Observation data (J2000 epoch)
- Constellation: Boötes
- Right ascension: 14^{h} 30^{m} 16.04^{s}
- Declination: +23° 03′ 44.5″
- Redshift: 0.08105
- Distance: 339 Mpc (1.11 Gly)

Characteristics
- Type: E/Sy
- Size: ~130,000 ly (diameter)
- Apparent size (V): 0.41 x 0.24

Other designations
- PGC 214276, SDSS J143016.05+230344.4, 2MASS J14301603+2303445, HOLM 655C

= SDSS J1430+2303 =

Galaxy with an active nucleus

SDSS J1430+2303 (or SDSS J143016.05+230344.4) is a galaxy with an active galactic nucleus that has been claimed to be undergoing a periodic brightness variability that is speeding up. One explanation for the purported behavior is that it could be a supermassive black hole binary. Initial trajectory models suggested the pair could be merging either before the end of 2022 or, alternatively, no later than 2025.

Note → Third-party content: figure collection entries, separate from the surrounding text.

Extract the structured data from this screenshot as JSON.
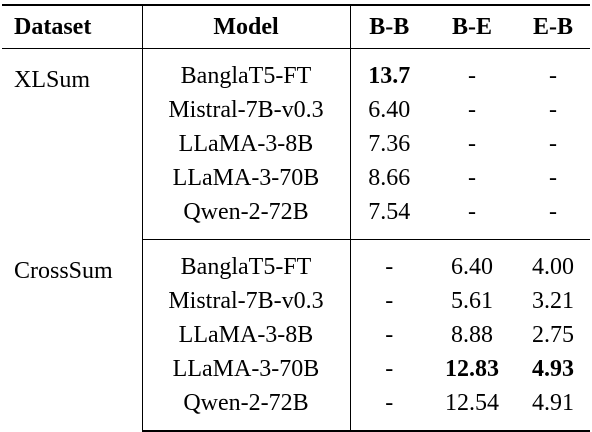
{
  "headers": [
    "Dataset",
    "Model",
    "B-B",
    "B-E",
    "E-B"
  ],
  "groups": [
    {
      "dataset": "XLSum",
      "rows": [
        {
          "model": "BanglaT5-FT",
          "bb": "13.7",
          "be": "-",
          "eb": "-"
        },
        {
          "model": "Mistral-7B-v0.3",
          "bb": "6.40",
          "be": "-",
          "eb": "-"
        },
        {
          "model": "LLaMA-3-8B",
          "bb": "7.36",
          "be": "-",
          "eb": "-"
        },
        {
          "model": "LLaMA-3-70B",
          "bb": "8.66",
          "be": "-",
          "eb": "-"
        },
        {
          "model": "Qwen-2-72B",
          "bb": "7.54",
          "be": "-",
          "eb": "-"
        }
      ]
    },
    {
      "dataset": "CrossSum",
      "rows": [
        {
          "model": "BanglaT5-FT",
          "bb": "-",
          "be": "6.40",
          "eb": "4.00"
        },
        {
          "model": "Mistral-7B-v0.3",
          "bb": "-",
          "be": "5.61",
          "eb": "3.21"
        },
        {
          "model": "LLaMA-3-8B",
          "bb": "-",
          "be": "8.88",
          "eb": "2.75"
        },
        {
          "model": "LLaMA-3-70B",
          "bb": "-",
          "be": "12.83",
          "eb": "4.93"
        },
        {
          "model": "Qwen-2-72B",
          "bb": "-",
          "be": "12.54",
          "eb": "4.91"
        }
      ]
    }
  ]
}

The original claim of periodic variations was made in January 2022 in an unrefereed preprint, posted to the ArXiv server, that has not yet been published in a refereed journal as of early 2023. The discovery team later published X-ray observations of the object, finding evidence of strong X-ray variability on timescales of a few days. However, subsequent follow-up observations by two independent groups did not find evidence of continued periodic brightness variations, casting doubt on the binary black hole hypothesis.

==Galaxy==
SDSS J1430+2303 is a Seyfert 1 galaxy, an elliptical galaxy with a mass of 150 billion solar masses. It forms a triple galaxy system called HOLM 655, alongside UGC 9322 and Markarian 683.

SDSS J1430+2303 is 1.05 × 10^{22} km from Earth (or 1.11 billion light years, 339 Mpc) with a redshift of 0.08105. It has an Hα line emission, blue-shifted by 2400 km/s, relative to other emission lines from the galaxy.

An estimate of a supermassive black hole at its center is 40 million solar masses.